The risks and burdens of work are shifted onto Talkspace therapists in other ways, too. Therapists are required to maintain their own liability insurance, rather than being covered by Talkspace’s insurance, and their contracts contain a “hold-harmless” clause. That means therapists agree to pay any legal fees or judgements in lawsuits filed against them — or, potentially, against Talkspace, because the contract explicitly states that therapists will have to pay “for claims directly against Talkspace for actions caused by or related to the Therapist’s use of the Platform.” Given how much control the company exerts over therapists in their policies and practices, this covers a lot of ground.

In many cases, therapists’ liability insurance won’t cover “hold-harmless” clauses, because some insurance companies don’t want to pay for situations where someone or some entity (like Talkspace) has been indemnified against liability.

Talkspace uses similar language in its terms of use for patients (behind a tiny link on the login page). The company, according to the terms, is not liable for loss or injury from using Talkspace, “even if Talkspace, its affiliates, its licensors, agents or representatives know or have been advised of the possibility of such damages.” It goes on to clarify that “damages” can mean malpractice, pain and suffering, personal injury, or death.

Those terms of use also outline how little responsibility Talkspace takes for patient care, explaining, “Talkspace is a software company that built a platform” to connect patients with therapists. “Talkspace does not offer therapy services directly to clients,” the terms claim. Given how much control the company exerts, that doesn’t sit well with some therapists.

“All of the risk is on the therapist, all the work is done by the therapist, but there’s a tremendous amount of fear and control — and they dangle this carrot, that you’re part of something big and important,” a current therapist opined. “It’s neurotic handcuffing.”

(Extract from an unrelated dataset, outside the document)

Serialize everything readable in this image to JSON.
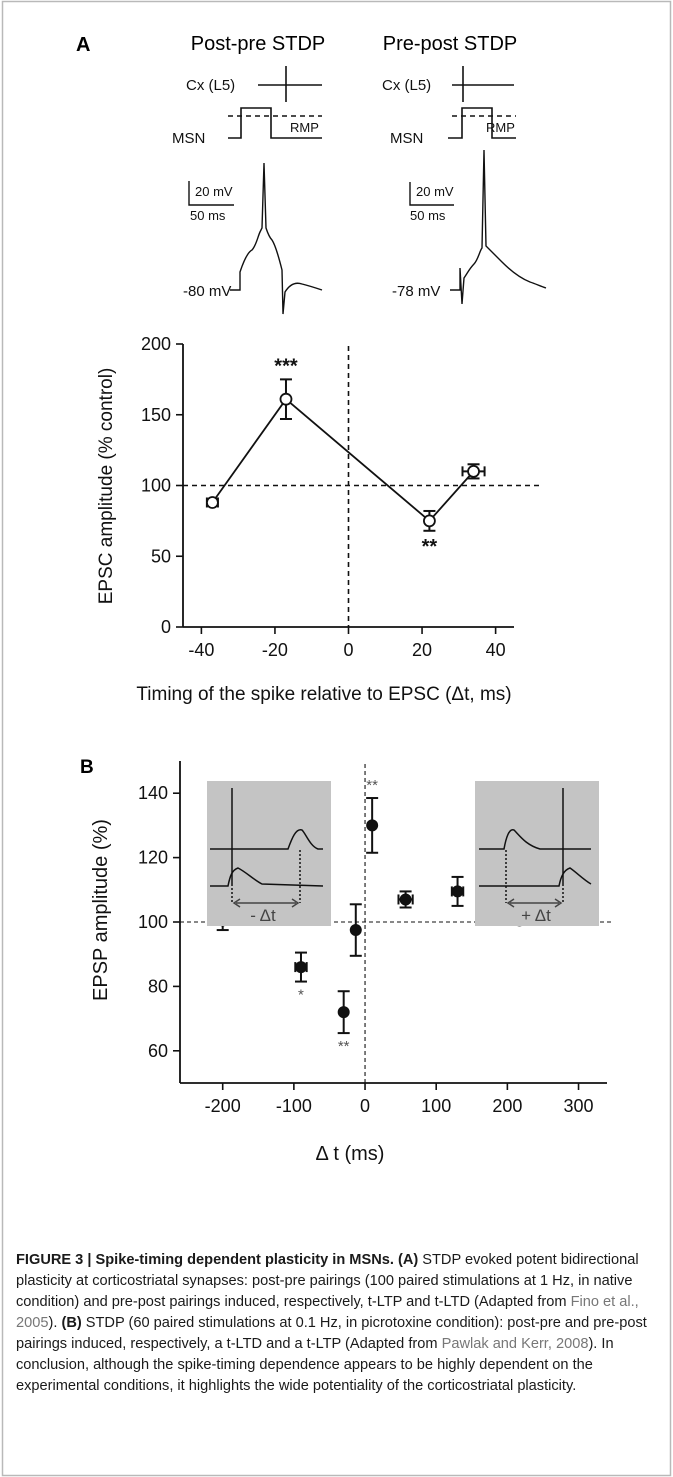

Talkspace policies leave room for confusion when considering state record-keeping policies, as well. In many states, therapists legally must keep the patient’s medical records for between two and eleven years, depending on the state. Those laws exist in case of malpractice lawsuits or court cases involving a patient’s mental health.

“All data collected on the Platform through your use of the Site remains the sole property of the Site and its corporate owners.”

The company acknowledges this data retention requirement in their public FAQ. The site states that “chat dialogues themselves cannot be deleted because the therapists are required by Federal Law to keep records on file for a specific period of time,” despite the fact that, according to Talkspace contracts, the company owns all treatment records, and therapists lose access to those records once they’ve left.

“All data collected on the Platform through your use of the Site remains the sole property of the Site and its corporate owners. You have no rights to the ownership, removal or deletion of data on the site,” a therapist contract signed in the spring of this year explained. Data, here, means all patient records, and, given therapists’ experiences with losing access to therapy transcripts and clinical notes, seems to cover those, as well.

That sort of ownership of patient records would make sense if Talkspace were a medical provider, like a community health center or hospital — but not if it’s a platform, divorced from the care itself.

“There’s certainly still unanswered questions. Consumer apps are changing what the paradigm is,” Wolf of Georgia State University said.

No matter where the regulatory dice fall for Talkspace, all the therapists The Verge spoke with stressed that Talkspace and other telehealth therapy providers have the ability to achieve something important: access to mental health care for people who need it.

“I was so excited about Talkspace, I referred a bunch of my friends [as therapists], and some of my close friends became subscribers. My best friend…was a client of one of the rockstar therapists at Talkspace, and had a fantastic experience,” a former therapist said.

“When all of this stuff came crashing down, her therapist was one of the first to experience the dark side,” she continued. “My best friend was very misplaced, she had a really difficult time, and then I left. It was kind of an avalanche of shit this year.”